El fallo fue dictado en las últimas horas por los jueces Lisandro Artacho, Carlos Leiva y Gonzalo Fernández Bussy, quienes avalaron la acusación presentada contra Miguel Alejandro Martínez (33) por el Ministerio Público de la Acusación (MPA). De este modo, la sentencia puso fin a uno de los casos más estremecedores ocurridos en el ámbito laboral en la ciudad.
De acuerdo con la investigación, el crimen en la panadería ocurrió el 7 de diciembre de 2022, cuando Martínez aprovechó que la víctima, José Jaharí Sofiudin (47), descansaba dentro del local.
En ese contexto, el agresor llenó un balde plástico con grasa hirviendo de una freidora, se dirigió hacia la parte trasera del comercio y, sin mediar palabra, arrojó el líquido a más de 100 grados sobre la cabeza, el rostro y el torso de la víctima.
José Sofiudin Jaharise fue trasladado de urgencia al Hospital de Emergencias Dr. Clemente Álvarez (HECA), donde permaneció internado en estado crítico. A pesar de los esfuerzos médicos, falleció el 24 de diciembre de 2022 como consecuencia de complicaciones multiorgánicas e infecciones, derivadas de la gravedad de las quemaduras y del material orgánico que le fue arrojado.
Tras el brutal ataque, el condenado escapó del lugar a bordo de una moto Guerrero Trip y permaneció prófugo durante varios meses.
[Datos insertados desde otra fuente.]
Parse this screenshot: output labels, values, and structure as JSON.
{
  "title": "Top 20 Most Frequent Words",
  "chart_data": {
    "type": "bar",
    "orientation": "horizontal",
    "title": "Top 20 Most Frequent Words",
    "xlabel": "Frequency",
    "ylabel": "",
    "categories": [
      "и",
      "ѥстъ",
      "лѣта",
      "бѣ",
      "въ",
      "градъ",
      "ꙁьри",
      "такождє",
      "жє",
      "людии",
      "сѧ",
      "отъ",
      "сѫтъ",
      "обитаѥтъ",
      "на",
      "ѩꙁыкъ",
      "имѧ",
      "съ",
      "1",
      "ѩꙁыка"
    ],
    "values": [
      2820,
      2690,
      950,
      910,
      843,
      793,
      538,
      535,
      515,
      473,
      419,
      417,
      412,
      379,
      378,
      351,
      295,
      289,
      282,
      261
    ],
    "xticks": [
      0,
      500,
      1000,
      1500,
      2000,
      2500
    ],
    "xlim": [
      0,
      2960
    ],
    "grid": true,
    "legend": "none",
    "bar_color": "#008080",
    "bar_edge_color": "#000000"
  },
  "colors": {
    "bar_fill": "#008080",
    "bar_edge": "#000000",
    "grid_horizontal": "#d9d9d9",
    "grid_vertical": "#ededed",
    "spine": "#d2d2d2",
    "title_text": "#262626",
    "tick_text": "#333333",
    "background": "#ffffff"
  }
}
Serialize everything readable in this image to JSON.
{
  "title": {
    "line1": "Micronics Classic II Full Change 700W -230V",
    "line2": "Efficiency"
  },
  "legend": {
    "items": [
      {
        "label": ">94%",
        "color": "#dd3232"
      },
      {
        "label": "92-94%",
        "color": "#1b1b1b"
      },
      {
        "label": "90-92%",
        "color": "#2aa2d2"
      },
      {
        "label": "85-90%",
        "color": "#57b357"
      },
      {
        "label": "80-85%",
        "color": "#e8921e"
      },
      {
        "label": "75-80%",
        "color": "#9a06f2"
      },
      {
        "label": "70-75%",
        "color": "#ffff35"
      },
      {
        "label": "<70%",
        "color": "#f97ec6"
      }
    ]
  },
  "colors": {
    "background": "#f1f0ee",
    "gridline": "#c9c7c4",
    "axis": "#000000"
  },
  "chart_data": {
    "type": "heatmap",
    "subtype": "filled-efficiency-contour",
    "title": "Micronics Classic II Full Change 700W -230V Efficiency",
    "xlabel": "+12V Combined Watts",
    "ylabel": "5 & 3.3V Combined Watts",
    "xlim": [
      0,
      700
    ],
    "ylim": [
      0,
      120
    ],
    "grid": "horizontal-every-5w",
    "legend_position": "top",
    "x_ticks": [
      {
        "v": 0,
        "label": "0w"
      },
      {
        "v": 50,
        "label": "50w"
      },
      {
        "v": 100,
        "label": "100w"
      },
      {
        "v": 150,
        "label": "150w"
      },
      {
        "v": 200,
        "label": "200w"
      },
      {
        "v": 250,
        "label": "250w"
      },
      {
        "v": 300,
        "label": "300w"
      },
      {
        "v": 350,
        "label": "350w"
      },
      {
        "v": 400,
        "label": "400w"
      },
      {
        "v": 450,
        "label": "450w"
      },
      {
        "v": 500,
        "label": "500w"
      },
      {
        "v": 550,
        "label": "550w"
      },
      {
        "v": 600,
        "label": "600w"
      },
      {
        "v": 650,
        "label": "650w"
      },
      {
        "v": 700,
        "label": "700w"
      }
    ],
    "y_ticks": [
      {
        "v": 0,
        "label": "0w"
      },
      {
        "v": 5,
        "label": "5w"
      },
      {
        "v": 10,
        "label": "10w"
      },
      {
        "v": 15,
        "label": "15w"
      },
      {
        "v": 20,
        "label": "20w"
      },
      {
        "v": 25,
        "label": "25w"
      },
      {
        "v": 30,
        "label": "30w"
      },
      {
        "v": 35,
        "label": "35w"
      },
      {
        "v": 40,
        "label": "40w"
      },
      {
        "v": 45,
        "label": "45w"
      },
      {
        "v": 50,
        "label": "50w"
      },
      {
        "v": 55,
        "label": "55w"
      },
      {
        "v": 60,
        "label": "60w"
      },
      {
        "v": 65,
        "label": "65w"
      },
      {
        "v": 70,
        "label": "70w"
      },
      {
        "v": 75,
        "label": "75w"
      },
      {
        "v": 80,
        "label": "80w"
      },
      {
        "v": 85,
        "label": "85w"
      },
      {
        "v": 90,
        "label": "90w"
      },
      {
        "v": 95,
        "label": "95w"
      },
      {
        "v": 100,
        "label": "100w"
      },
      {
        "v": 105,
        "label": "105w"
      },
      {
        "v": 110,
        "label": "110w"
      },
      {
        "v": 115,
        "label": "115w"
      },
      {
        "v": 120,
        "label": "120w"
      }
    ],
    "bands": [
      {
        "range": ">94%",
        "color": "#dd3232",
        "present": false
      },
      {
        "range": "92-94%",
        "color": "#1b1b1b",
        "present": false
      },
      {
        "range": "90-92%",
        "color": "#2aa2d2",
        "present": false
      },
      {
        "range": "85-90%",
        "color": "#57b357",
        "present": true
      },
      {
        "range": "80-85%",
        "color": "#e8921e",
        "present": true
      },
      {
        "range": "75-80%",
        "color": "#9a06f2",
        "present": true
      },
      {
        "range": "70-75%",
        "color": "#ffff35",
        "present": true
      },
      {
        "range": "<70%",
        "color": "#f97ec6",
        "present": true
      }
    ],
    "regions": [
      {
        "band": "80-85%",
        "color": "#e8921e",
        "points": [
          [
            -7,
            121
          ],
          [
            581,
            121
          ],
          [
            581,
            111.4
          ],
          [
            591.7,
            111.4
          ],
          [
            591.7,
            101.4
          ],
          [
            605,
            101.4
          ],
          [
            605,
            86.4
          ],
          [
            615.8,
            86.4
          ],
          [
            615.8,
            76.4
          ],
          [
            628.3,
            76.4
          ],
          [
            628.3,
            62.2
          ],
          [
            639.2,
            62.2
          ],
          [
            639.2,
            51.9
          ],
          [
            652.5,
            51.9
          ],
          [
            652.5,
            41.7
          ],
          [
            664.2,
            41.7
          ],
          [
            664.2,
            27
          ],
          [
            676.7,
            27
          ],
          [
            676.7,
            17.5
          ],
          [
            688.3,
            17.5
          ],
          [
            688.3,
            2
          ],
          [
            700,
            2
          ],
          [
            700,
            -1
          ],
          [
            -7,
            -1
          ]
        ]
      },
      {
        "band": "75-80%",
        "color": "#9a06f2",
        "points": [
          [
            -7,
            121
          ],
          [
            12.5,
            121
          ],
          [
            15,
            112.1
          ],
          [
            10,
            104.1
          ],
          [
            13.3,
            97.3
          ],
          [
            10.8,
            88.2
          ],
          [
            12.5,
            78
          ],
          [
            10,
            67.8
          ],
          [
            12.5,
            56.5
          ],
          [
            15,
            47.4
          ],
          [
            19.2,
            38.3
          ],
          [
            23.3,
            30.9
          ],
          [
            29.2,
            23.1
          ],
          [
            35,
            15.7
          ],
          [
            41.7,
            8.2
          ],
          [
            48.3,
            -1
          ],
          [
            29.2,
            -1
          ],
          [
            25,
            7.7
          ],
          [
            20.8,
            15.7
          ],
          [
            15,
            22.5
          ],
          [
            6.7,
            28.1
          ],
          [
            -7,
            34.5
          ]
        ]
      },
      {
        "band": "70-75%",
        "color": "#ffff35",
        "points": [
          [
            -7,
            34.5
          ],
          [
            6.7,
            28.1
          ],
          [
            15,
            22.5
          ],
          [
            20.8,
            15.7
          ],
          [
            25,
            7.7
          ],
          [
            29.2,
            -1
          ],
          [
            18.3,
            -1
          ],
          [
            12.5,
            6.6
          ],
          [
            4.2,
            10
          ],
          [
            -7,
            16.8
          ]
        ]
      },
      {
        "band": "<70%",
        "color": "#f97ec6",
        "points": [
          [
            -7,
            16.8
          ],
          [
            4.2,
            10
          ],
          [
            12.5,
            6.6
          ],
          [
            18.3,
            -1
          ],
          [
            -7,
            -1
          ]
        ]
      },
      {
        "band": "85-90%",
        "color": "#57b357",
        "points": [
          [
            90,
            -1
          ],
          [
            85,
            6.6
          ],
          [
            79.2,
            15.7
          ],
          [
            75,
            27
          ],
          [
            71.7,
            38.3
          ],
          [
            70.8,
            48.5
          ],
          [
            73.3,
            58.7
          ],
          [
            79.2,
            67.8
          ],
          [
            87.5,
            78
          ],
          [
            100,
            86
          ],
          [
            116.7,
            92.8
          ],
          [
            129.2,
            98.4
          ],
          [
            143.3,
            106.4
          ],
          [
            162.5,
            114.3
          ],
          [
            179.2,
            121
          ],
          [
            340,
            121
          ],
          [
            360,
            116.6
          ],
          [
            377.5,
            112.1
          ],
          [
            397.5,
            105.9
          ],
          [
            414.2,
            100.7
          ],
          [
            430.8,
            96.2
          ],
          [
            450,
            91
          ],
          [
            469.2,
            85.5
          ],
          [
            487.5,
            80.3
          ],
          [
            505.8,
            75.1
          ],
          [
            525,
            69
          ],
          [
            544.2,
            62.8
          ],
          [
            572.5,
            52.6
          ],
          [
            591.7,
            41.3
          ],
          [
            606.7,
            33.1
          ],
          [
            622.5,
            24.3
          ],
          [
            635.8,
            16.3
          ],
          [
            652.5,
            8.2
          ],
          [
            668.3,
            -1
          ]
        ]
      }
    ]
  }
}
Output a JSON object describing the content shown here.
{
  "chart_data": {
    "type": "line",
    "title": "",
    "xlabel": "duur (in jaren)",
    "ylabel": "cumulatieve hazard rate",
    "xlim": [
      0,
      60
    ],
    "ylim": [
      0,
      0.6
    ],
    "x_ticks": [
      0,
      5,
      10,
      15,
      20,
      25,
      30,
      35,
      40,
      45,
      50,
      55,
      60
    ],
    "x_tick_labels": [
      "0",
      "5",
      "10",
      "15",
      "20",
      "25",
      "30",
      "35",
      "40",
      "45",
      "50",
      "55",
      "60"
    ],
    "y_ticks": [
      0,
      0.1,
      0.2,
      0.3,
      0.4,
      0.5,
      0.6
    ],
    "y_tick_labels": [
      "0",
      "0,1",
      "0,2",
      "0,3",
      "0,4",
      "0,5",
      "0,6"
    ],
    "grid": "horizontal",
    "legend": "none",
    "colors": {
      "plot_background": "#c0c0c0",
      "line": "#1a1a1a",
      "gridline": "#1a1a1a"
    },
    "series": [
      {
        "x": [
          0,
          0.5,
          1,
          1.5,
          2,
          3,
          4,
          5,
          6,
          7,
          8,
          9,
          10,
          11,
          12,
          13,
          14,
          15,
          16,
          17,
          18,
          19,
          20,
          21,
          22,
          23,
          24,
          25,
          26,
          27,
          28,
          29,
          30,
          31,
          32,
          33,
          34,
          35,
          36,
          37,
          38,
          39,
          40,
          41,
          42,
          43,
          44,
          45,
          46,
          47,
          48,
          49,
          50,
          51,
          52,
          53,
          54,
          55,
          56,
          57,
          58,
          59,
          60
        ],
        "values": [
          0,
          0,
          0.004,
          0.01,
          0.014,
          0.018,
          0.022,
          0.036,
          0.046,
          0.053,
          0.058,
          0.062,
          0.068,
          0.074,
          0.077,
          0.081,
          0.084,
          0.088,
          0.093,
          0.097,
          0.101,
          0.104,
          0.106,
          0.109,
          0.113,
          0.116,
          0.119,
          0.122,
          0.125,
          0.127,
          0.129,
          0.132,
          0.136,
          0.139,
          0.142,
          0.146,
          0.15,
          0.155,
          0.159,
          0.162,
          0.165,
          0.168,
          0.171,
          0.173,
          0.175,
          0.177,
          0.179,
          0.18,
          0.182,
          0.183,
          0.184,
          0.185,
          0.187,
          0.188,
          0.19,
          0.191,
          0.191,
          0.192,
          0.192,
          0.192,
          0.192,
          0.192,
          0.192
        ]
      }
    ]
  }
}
Finalmente, fue detenido en marzo de 2023, tras un operativo policial.
En tanto, además del homicidio, el fiscal Patricio Saldutti le atribuyó a Martínez tres hechos de amenazas coactivas cometidos los días 17, 21 y 23 de enero de 2023 contra su ex pareja. Según se detalló en el juicio, el acusado utilizó la red social Facebook para intimidar a la mujer mientras se encontraba prófugo.
Con esta condena a prisión perpetua, la Justicia consideró probado que el ataque fue cometido con alevosía, al aprovechar el estado de indefensión de la víctima, y cerró un caso que generó una fuerte conmoción social en Rosario.